Whistle while you work? Or sing?

Yesterday there was a delightful article in the Louisville Courier-Journal about a cleaning lady in a courtroom who sings as she goes about her work.  According to the story, one of the circuit court clerks heard someone singing in an empty courtroom.  She couldn’t understand the words but could clearly feel the mood of the music.  It was the blues.  She could feel the message: beautiful, soothing and soulful; a great calm offering balance and light.

Bob Hill continues that say that: 

She walked into the courtroom to find Flossie Charlton, 77, a maintenance worker — the cleaning lady — filling the air with sweet, professional song.

“Singing,” Charlton would later explain, “just soothes me.”

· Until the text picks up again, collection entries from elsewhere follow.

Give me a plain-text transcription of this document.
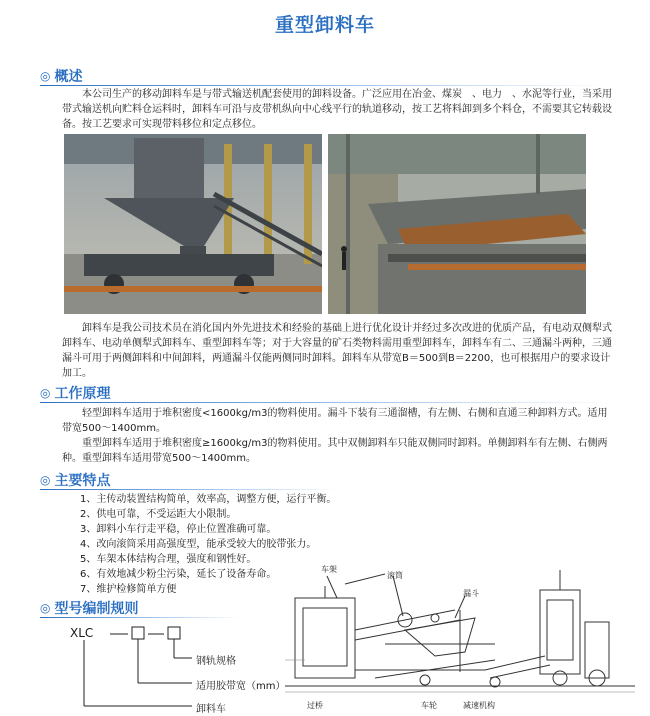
重型卸料车
◎ 概述
本公司生产的移动卸料车是与带式输送机配套使用的卸料设备。广泛应用在冶金、煤炭　、电力　、水泥等行业，当采用带式输送机向贮料仓运料时，卸料车可沿与皮带机纵向中心线平行的轨道移动，按工艺将料卸到多个料仓，不需要其它转载设备。按工艺要求可实现带料移位和定点移位。
卸料车是我公司技术员在消化国内外先进技术和经验的基础上进行优化设计并经过多次改进的优质产品，有电动双侧犁式卸料车、电动单侧犁式卸料车、重型卸料车等；对于大容量的矿石类物料需用重型卸料车，卸料车有二、三通漏斗两种，三通漏斗可用于两侧卸料和中间卸料，两通漏斗仅能两侧同时卸料。卸料车从带宽B＝500到B＝2200，也可根据用户的要求设计加工。
◎ 工作原理
轻型卸料车适用于堆积密度<1600kg/m3的物料使用。漏斗下装有三通溜槽，有左侧、右侧和直通三种卸料方式。适用带宽500～1400mm。
重型卸料车适用于堆积密度≥1600kg/m3的物料使用。其中双侧卸料车只能双侧同时卸料。单侧卸料车有左侧、右侧两种。重型卸料车适用带宽500～1400mm。
◎ 主要特点
1、主传动装置结构简单，效率高，调整方便，运行平衡。
2、供电可靠，不受运距大小限制。
3、卸料小车行走平稳，停止位置准确可靠。
4、改向滚筒采用高强度型，能承受较大的胶带张力。
5、车架本体结构合理，强度和钢性好。
6、有效地减少粉尘污染，延长了设备寿命。
7、维护检修简单方便
◎ 型号编制规则
XLC
钢轨规格
适用胶带宽（mm）
卸料车
车架
滚筒
漏斗
过桥	车轮	减速机构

She was born in Chautauqua, N.Y., where her father worked in a laundry. He brought his family to Louisville in 1937 to study for the ministry at what is now Simmons College of Kentucky. Flossie — who was 6 at the time — well remembers the 1937 flood.

“Daddy was way out there somewhere, so Mother just piled our furniture on top of the piano, and we stayed. … The water got up to the porch. We dangled our feet in it.”

She was born to sing and dance and play the piano. She had a fine contralto voice; there was some comparison to Marion Anderson. As a teenager she sang with a dozen other girls as the Jordanettes. A year after graduating from Central High School, she won a regional singing contest in a Louisville church.

Her selection was “My Hero” from the Oscar Straus operetta “The Chocolate Soldier,” itself based on a George Bernard Shaw play. She won a watch and an opportunity to apply to the Juilliard School in New York — if she had the money.

“There was no money,” she said. “You just can’t go to New York City. … You have to know somebody there. You just can’t jump up and go.”

She began to perform locally.

She preferred singing the old standards, the classical songs, some gospel such as “You Never Walk Alone.” Her audience wanted to hear the blues.

She learned dance, creating pictures with her hands.

She would wear a lovely blue dress and sing “Alice Blue Gown”: “I once had a gown, it was almost new, Oh, the daintiest thing, it was sweet Alice blue, With little forget-me-nots placed here and there, When I had it on, Oh, I walked on the air.”

She traveled the country for eight beautiful years. One of her stage names was “Chautauqua.”

She joined a traveling circus train show, performed in Toronto and finally got to New York City — for three days.

“I was doing what I wanted to do,” she said.

She came back to Louisville, got married and raised five children. They have given her five grandchildren and “about 22 great-grandchildren.”

About 12 years ago she began working for temp agencies cleaning offices for extra income. She would sing “My Hero,” “Alice Blue Gown” and “You’ll Never Walk Alone” as she dusted, because she had to sing.

Her voice would rise and fall through the empty rooms — or occasionally be heard by someone working late.

When her temp firm lost its cleaning contract, she went to work for Mini-Versity West day care on South 28th Street caring for — and singing to — babies.

They’ve been a tougher than expected audience: “I sing ‘Sleep, Baby, Sleep’ and they don’t go to sleep. … Babies don’t sleep anymore.”

She’s had better success making up songs or humming lullabies. The dreams come easier that way.